The libertarians at the Cato Institute, no bleeding hearts, took the time for a detailed rebuttal, citing basic free-market reasons that the zero-sum argument from Mr. Sessions is off-base. Immigrants lift the economy as new workers and consumers, and they do not strain the welfare safety net. There is not a fixed number of jobs over which immigrants and the native-born grapple. The economy is far more dynamic than that, and a lot of its dynamism comes from immigration.

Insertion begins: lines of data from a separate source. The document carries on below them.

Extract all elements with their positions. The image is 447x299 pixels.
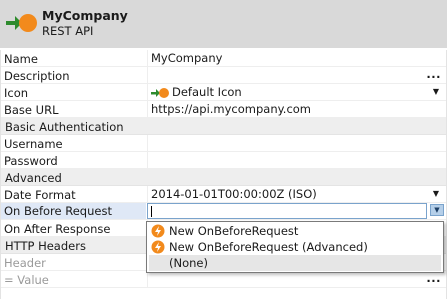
category-label: HTTP Headers bbox=[5, 239, 86, 253]
value-ellipsis-button[interactable]: ... bbox=[426, 271, 441, 285]
property-row-date-format[interactable]: Date Format 2014-01-01T00:00:00Z (ISO) ▼ bbox=[1, 186, 446, 203]
property-label: = Value bbox=[4, 273, 49, 287]
name-value[interactable]: MyCompany bbox=[147, 50, 446, 66]
module-title: MyCompany bbox=[42, 8, 128, 23]
property-label: Header bbox=[4, 256, 46, 270]
lightning-icon bbox=[151, 240, 165, 254]
category-advanced[interactable]: Advanced bbox=[1, 169, 446, 186]
property-row-name[interactable]: Name MyCompany bbox=[1, 50, 446, 67]
property-label: Icon bbox=[4, 86, 29, 100]
chevron-down-icon[interactable]: ▼ bbox=[433, 84, 439, 100]
option-label: (None) bbox=[169, 256, 208, 270]
category-label: Advanced bbox=[5, 171, 62, 185]
icon-value-text: Default Icon bbox=[172, 85, 242, 99]
base-url-value[interactable]: https://api.mycompany.com bbox=[147, 101, 446, 117]
date-format-text: 2014-01-01T00:00:00Z (ISO) bbox=[151, 187, 317, 201]
category-label: Basic Authentication bbox=[5, 120, 124, 134]
lightning-icon bbox=[151, 224, 165, 238]
property-row-base-url[interactable]: Base URL https://api.mycompany.com bbox=[1, 101, 446, 118]
category-basic-authentication[interactable]: Basic Authentication bbox=[1, 118, 446, 135]
on-before-request-dropdown-button[interactable]: ▼ bbox=[430, 204, 444, 216]
description-value[interactable]: ... bbox=[147, 67, 446, 83]
property-label: Date Format bbox=[4, 188, 76, 202]
property-row-password[interactable]: Password bbox=[1, 152, 446, 169]
module-header: MyCompany REST API bbox=[0, 0, 447, 48]
dropdown-option[interactable]: New OnBeforeRequest bbox=[149, 223, 441, 239]
chevron-down-icon[interactable]: ▼ bbox=[433, 186, 439, 202]
property-label: On After Response bbox=[4, 222, 111, 236]
property-row-icon[interactable]: Icon Default Icon ▼ bbox=[1, 84, 446, 101]
property-label: On Before Request bbox=[1, 203, 146, 219]
password-value[interactable] bbox=[147, 152, 446, 168]
on-before-request-input[interactable] bbox=[147, 203, 427, 219]
option-label: New OnBeforeRequest (Advanced) bbox=[169, 240, 368, 254]
on-before-request-dropdown-list: New OnBeforeRequest New OnBeforeRequest … bbox=[146, 221, 444, 273]
property-label: Base URL bbox=[4, 103, 59, 117]
property-label: Description bbox=[4, 69, 70, 83]
property-row-description[interactable]: Description ... bbox=[1, 67, 446, 84]
property-row-on-before-request[interactable]: On Before Request ▼ bbox=[1, 203, 446, 220]
property-label: Name bbox=[4, 52, 38, 66]
dropdown-option[interactable]: New OnBeforeRequest (Advanced) bbox=[149, 239, 441, 255]
property-label: Password bbox=[4, 154, 58, 168]
module-subtitle: REST API bbox=[42, 24, 94, 38]
option-label: New OnBeforeRequest bbox=[169, 224, 299, 238]
username-value[interactable] bbox=[147, 135, 446, 151]
rest-api-icon bbox=[6, 14, 37, 32]
property-label: Username bbox=[4, 137, 63, 151]
property-row-value[interactable]: = Value ... bbox=[1, 271, 446, 288]
text-caret bbox=[151, 206, 152, 217]
property-row-username[interactable]: Username bbox=[1, 135, 446, 152]
date-format-value[interactable]: 2014-01-01T00:00:00Z (ISO) ▼ bbox=[147, 186, 446, 202]
value-value[interactable]: ... bbox=[147, 271, 446, 287]
description-ellipsis-button[interactable]: ... bbox=[426, 67, 441, 81]
default-icon-icon bbox=[151, 88, 169, 98]
icon-value[interactable]: Default Icon ▼ bbox=[147, 84, 446, 100]
dropdown-option-none[interactable]: (None) bbox=[149, 255, 441, 271]
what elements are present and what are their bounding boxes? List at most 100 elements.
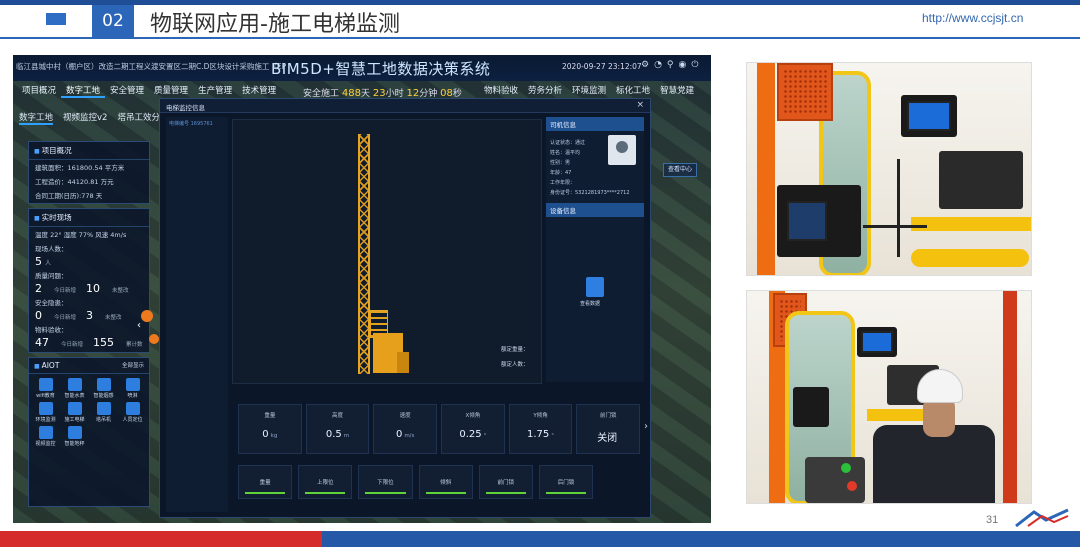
map-marker-icon[interactable] bbox=[149, 334, 159, 344]
nav-item-overview[interactable]: 项目概况 bbox=[17, 82, 61, 98]
project-cost: 工程造价：44120.81 万元 bbox=[35, 178, 114, 186]
aiot-item[interactable]: wifi教育 bbox=[32, 378, 59, 399]
sub-tab-video[interactable]: 视频监控v2 bbox=[63, 111, 107, 125]
view-center-button[interactable]: 查看中心 bbox=[663, 163, 697, 177]
website-url[interactable]: http://www.ccjsjt.cn bbox=[922, 11, 1023, 25]
quality-label: 质量问题： bbox=[35, 272, 68, 280]
contract-period: 合同工期(日历):778 天 bbox=[35, 192, 103, 200]
chevron-left-icon[interactable]: ‹ bbox=[137, 320, 141, 331]
metric-card: 高度 0.5 m bbox=[305, 404, 370, 454]
elevator-id[interactable]: 电梯编号 1695761 bbox=[166, 117, 228, 130]
map-marker-icon[interactable] bbox=[141, 310, 153, 322]
aiot-item[interactable]: 智能地秤 bbox=[61, 426, 88, 447]
smoke-sensor-icon bbox=[96, 378, 111, 391]
datetime: 2020-09-27 23:12:07 bbox=[562, 62, 642, 71]
rated-load-label: 额定重量： bbox=[501, 347, 529, 353]
worker-face bbox=[923, 397, 955, 437]
aiot-item[interactable]: 视频监控 bbox=[32, 426, 59, 447]
water-meter-icon bbox=[67, 378, 82, 391]
environment-icon bbox=[38, 402, 53, 415]
status-ok-bar bbox=[305, 492, 346, 494]
weather-info: 温度 22° 湿度 77% 风速 4m/s bbox=[35, 231, 127, 239]
chevron-right-icon[interactable]: › bbox=[644, 421, 648, 432]
header-divider bbox=[0, 37, 1080, 39]
slide-title: 物联网应用-施工电梯监测 bbox=[150, 12, 400, 37]
red-post bbox=[1003, 291, 1017, 503]
footer-red-bar bbox=[0, 531, 322, 547]
aiot-item[interactable]: 环境监测 bbox=[32, 402, 59, 423]
video-camera-icon bbox=[38, 426, 53, 439]
metric-card: X倾角 0.25 ° bbox=[441, 404, 505, 454]
nav-item-quality[interactable]: 质量管理 bbox=[149, 82, 193, 98]
status-row: 重量 上限位 下限位 倾斜 前门锁 后门锁 bbox=[238, 465, 594, 499]
header-square-icon bbox=[46, 13, 66, 25]
status-ok-bar bbox=[365, 492, 406, 494]
cable bbox=[863, 225, 927, 228]
workers-label: 现场人数： bbox=[35, 245, 68, 253]
elevator-mast bbox=[358, 134, 370, 374]
cable bbox=[897, 159, 900, 257]
status-indicator: 后门锁 bbox=[538, 465, 594, 499]
orange-frame bbox=[757, 63, 775, 275]
photo-elevator-operator bbox=[746, 290, 1032, 504]
nav-item-digital-site[interactable]: 数字工地 bbox=[61, 82, 106, 98]
elevator-list: 电梯编号 1695761 bbox=[166, 117, 228, 512]
nav-item-technology[interactable]: 技术管理 bbox=[237, 82, 281, 98]
face-recognition-terminal bbox=[793, 387, 829, 427]
nav-item-party[interactable]: 智慧党建 bbox=[655, 82, 699, 98]
aiot-item[interactable]: 施工电梯 bbox=[61, 402, 88, 423]
green-button bbox=[841, 463, 851, 473]
close-icon[interactable]: × bbox=[636, 100, 644, 110]
nav-item-material[interactable]: 物料验收 bbox=[479, 82, 523, 98]
topbar-icons[interactable]: ⚙◔⚲◉⏻ bbox=[641, 60, 704, 70]
status-ok-bar bbox=[245, 492, 286, 494]
view-data-link[interactable]: 查看数据 bbox=[580, 300, 600, 307]
footer-blue-bar bbox=[322, 531, 1080, 547]
driver-header: 司机信息 bbox=[546, 117, 644, 131]
tower-crane-icon bbox=[96, 402, 111, 415]
control-unit bbox=[939, 151, 1023, 209]
person-location-icon bbox=[125, 402, 140, 415]
safety-label: 安全隐患： bbox=[35, 299, 68, 307]
metric-card: 速度 0 m/s bbox=[373, 404, 438, 454]
wifi-icon bbox=[38, 378, 53, 391]
nav-item-environment[interactable]: 环境监测 bbox=[567, 82, 611, 98]
page-number: 31 bbox=[986, 514, 999, 526]
driver-info-panel: 司机信息 认证状态：通过 姓名：温平均 性别：男 年龄：47 工作年限： 身份证… bbox=[546, 117, 644, 382]
aiot-item[interactable]: 塔吊机 bbox=[90, 402, 117, 423]
panel-title: 实时现场 bbox=[29, 209, 149, 227]
monitor-screen bbox=[907, 101, 951, 131]
status-ok-bar bbox=[545, 492, 587, 494]
device-header: 设备信息 bbox=[546, 203, 644, 217]
red-button bbox=[847, 481, 857, 491]
yellow-rail bbox=[911, 217, 1031, 231]
yellow-frame bbox=[911, 249, 1029, 267]
aiot-item[interactable]: 人员定位 bbox=[119, 402, 146, 423]
elevator-monitor-modal: 电梯监控信息 × 电梯编号 1695761 额定重量： 额定人数： 司机信息 认… bbox=[159, 98, 651, 518]
nav-item-labor[interactable]: 劳务分析 bbox=[523, 82, 567, 98]
dashboard-screenshot: 临江县城中村（棚户区）改造二期工程义渡安置区二期C.D区块设计采购施工（EP B… bbox=[13, 55, 711, 523]
nav-item-production[interactable]: 生产管理 bbox=[193, 82, 237, 98]
dashboard-topbar: 临江县城中村（棚户区）改造二期工程义渡安置区二期C.D区块设计采购施工（EP B… bbox=[13, 55, 711, 81]
operator-console bbox=[805, 457, 865, 503]
nav-item-safety[interactable]: 安全管理 bbox=[105, 82, 149, 98]
section-number: 02 bbox=[92, 5, 134, 37]
scale-icon bbox=[67, 426, 82, 439]
aiot-item[interactable]: 喷淋 bbox=[119, 378, 146, 399]
photo-elevator-devices bbox=[746, 62, 1032, 276]
show-all-toggle[interactable]: 全部显示 bbox=[122, 361, 144, 369]
material-counts: 47 今日新增 155 累计数 bbox=[35, 336, 143, 349]
panel-title: 项目概况 bbox=[29, 142, 149, 160]
metrics-row: 重量 0 kg 高度 0.5 m 速度 0 m/s X倾角 0.25 ° Y倾角 1.75 ° 前门… bbox=[238, 404, 641, 454]
nav-item-standard-site[interactable]: 标化工地 bbox=[611, 82, 655, 98]
main-nav-right: 物料验收 劳务分析 环境监测 标化工地 智慧党建 bbox=[479, 82, 699, 98]
project-overview-panel: 项目概况 建筑面积：161800.54 平方米 工程造价：44120.81 万元… bbox=[28, 141, 150, 204]
driver-field: 工作年限： bbox=[550, 179, 576, 186]
aiot-item[interactable]: 智能水表 bbox=[61, 378, 88, 399]
status-indicator: 倾斜 bbox=[418, 465, 473, 499]
aiot-item[interactable]: 智能烟感 bbox=[90, 378, 117, 399]
document-icon[interactable] bbox=[586, 277, 604, 297]
material-label: 物料验收： bbox=[35, 326, 68, 334]
sub-tab-digital-site[interactable]: 数字工地 bbox=[19, 111, 54, 125]
status-indicator: 重量 bbox=[238, 465, 293, 499]
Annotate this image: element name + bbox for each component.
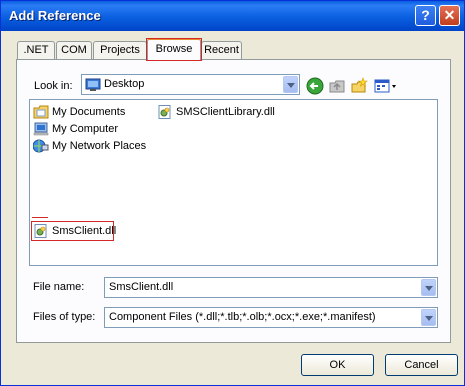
- title-bar[interactable]: Add Reference ? ✕: [1, 1, 464, 31]
- cancel-button[interactable]: Cancel: [385, 354, 458, 376]
- network-places-icon: [32, 139, 49, 153]
- file-type-dropdown-icon[interactable]: [421, 309, 436, 326]
- file-name-smsclientlibrary: SMSClientLibrary.dll: [176, 106, 275, 118]
- new-folder-icon[interactable]: [350, 77, 368, 95]
- my-computer-icon: [33, 122, 49, 136]
- file-name-dropdown-icon[interactable]: [421, 279, 436, 296]
- look-in-combo[interactable]: Desktop: [81, 74, 300, 95]
- file-name-network-places: My Network Places: [52, 140, 147, 152]
- file-type-value: Component Files (*.dll;*.tlb;*.olb;*.ocx…: [109, 311, 376, 323]
- file-name-my-documents: My Documents: [52, 106, 126, 118]
- ok-button[interactable]: OK: [301, 354, 374, 376]
- file-name-field[interactable]: SmsClient.dll: [104, 277, 438, 298]
- look-in-value: Desktop: [104, 78, 145, 90]
- list-item[interactable]: My Network Places: [32, 138, 147, 154]
- highlight-mark: [32, 217, 48, 218]
- file-name-label: File name:: [33, 281, 85, 293]
- close-button[interactable]: ✕: [439, 5, 460, 26]
- tab-projects[interactable]: Projects: [93, 41, 147, 59]
- file-type-select[interactable]: Component Files (*.dll;*.tlb;*.olb;*.ocx…: [104, 307, 438, 328]
- tab-recent[interactable]: Recent: [201, 41, 242, 59]
- look-in-label: Look in:: [34, 80, 73, 92]
- back-icon[interactable]: [306, 77, 324, 95]
- view-menu-icon[interactable]: [374, 77, 398, 95]
- list-item[interactable]: SMSClientLibrary.dll: [157, 104, 275, 120]
- tab-browse[interactable]: Browse: [147, 38, 201, 60]
- smsclient-highlight: [31, 221, 114, 241]
- file-list[interactable]: My Documents My Computer My Network Plac…: [29, 99, 438, 266]
- look-in-dropdown-icon[interactable]: [283, 76, 298, 93]
- file-name-my-computer: My Computer: [52, 123, 119, 135]
- tab-dotnet[interactable]: .NET: [17, 41, 55, 59]
- help-button[interactable]: ?: [415, 5, 436, 26]
- desktop-icon: [85, 78, 101, 92]
- tab-com[interactable]: COM: [56, 41, 92, 59]
- file-name-value: SmsClient.dll: [109, 281, 174, 293]
- add-reference-dialog: Add Reference ? ✕ .NET COM Projects Brow…: [0, 0, 465, 386]
- list-item[interactable]: My Documents: [33, 104, 125, 120]
- my-documents-icon: [33, 105, 49, 119]
- file-type-label: Files of type:: [33, 311, 96, 323]
- dialog-title: Add Reference: [9, 8, 101, 23]
- up-folder-icon[interactable]: [328, 77, 346, 95]
- list-item[interactable]: My Computer: [33, 121, 118, 137]
- dll-icon: [157, 105, 173, 120]
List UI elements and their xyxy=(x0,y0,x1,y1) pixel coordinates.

This is all so obvious — or it used to be — that most mainstream Republicans accepted it. Yet Mr. Sessions accuses the financial and political “elite” of a conspiracy to keep wages down through immigration. He seems to be betting that a revival of 1920s-style closed-borders populism will resonate, at a time when many Americans are fretting about income inequality and shriveled opportunity. Politicians on the left — like Senator Elizabeth Warren of Massachusetts; Mayor Bill de Blasio of New York; and Zephyr Teachout, the Fordham law professor who ran a spirited campaign for New York governor — have persuasively argued that corporatist forces are making life difficult for the working woman and man. To excite Democratic voters in her presidential campaign, Hillary Rodham Clinton may have to adopt the same stance, or at least convincingly fake it.

But nowhere in that argument is there a case for yanking America’s welcome mat. Mr. Sessions ignores the truth, proved over centuries, that immigration over all is good for the American economy. His tears for low-income Americans fail to impress, given his party’s obdurate hostility to policies that help the poor and working class. If he truly wanted to lift them up, he would be better off supporting labor unions and women’s rights, higher minimum wages, tougher wage-and-hour enforcement, more access to child-care and reproductive rights. And immigration reform that unleashes the economic power of the nation’s shadow unauthorized population and welcomes the newcomers that our society and economy need.

America’s long success as an immigration nation is hard to argue against. Unless you never wanted the immigrants here in the first place, which Mr. Sessions now seems willing to admit.